Treatment

シニアの矯正治療For Seniors

50歳以降

シニアになってからの矯正治療とは?

こどもでもおとなでも、矯正治療を受ける一般的な動機は見た目の問題(審美性)を気にしてのことが圧倒的です。しかし、50歳以上のシニアの矯正治療の動機や目的は少し様相が異なります。

歯周病やむし歯などで歯を失い始めてから、咀嚼に困難を覚えるようになり、義歯やインプラントなどによる治療を希望して歯科医院を訪れても、元々の歯並びや噛み合わせの不具合が災いして適切な修復治療ができないと言われてやってくる方がシニアでは高い割合を占めます(図1)。
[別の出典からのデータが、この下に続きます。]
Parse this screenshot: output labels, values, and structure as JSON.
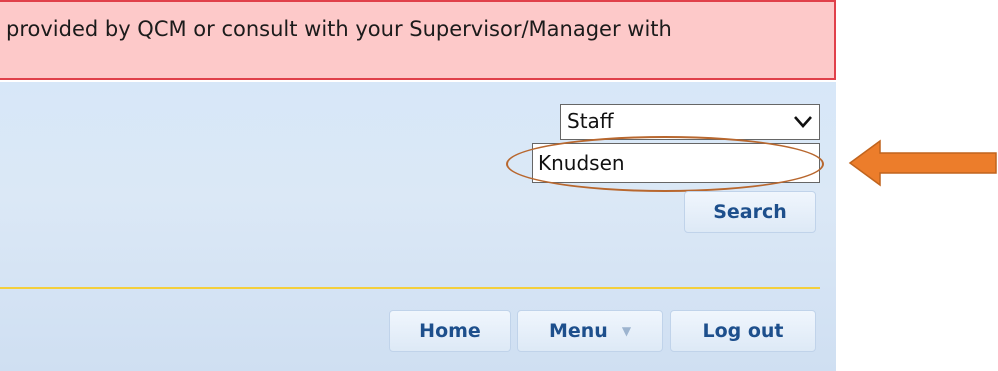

おとなの矯正治療でも述べたように、歯と骨をつなげている歯根膜が健全であれば、何歳になっても矯正治療は可能です。また、顎の大きさや位置に異常を伴い問題が複雑化している場合であっても、矯正治療と顎矯正手術(サージェリーファースト)を組み合わせることによって、難しい問題であっても解決を図ることができます。

そして、シニアの矯正治療のもう一つの特徴は、連携・包括歯科治療です。すなわち、歯周病を伴っていれば歯周治療専門医と連携し、歯の欠損を伴っていれば補綴治療専門医や一般歯科医と連携するなど、矯正歯科医と他科専門医とが密に連携することによって、より望ましい治療結果を得ることができます。


図1 シニアの矯正治療の対象となる不正咬合こどもの頃からの不正咬合に歯周病やむし歯による歯の喪失が加わり咀嚼障害をきたしたシニアの事例。いずれも連携・包括治療で問題の解決が図られた。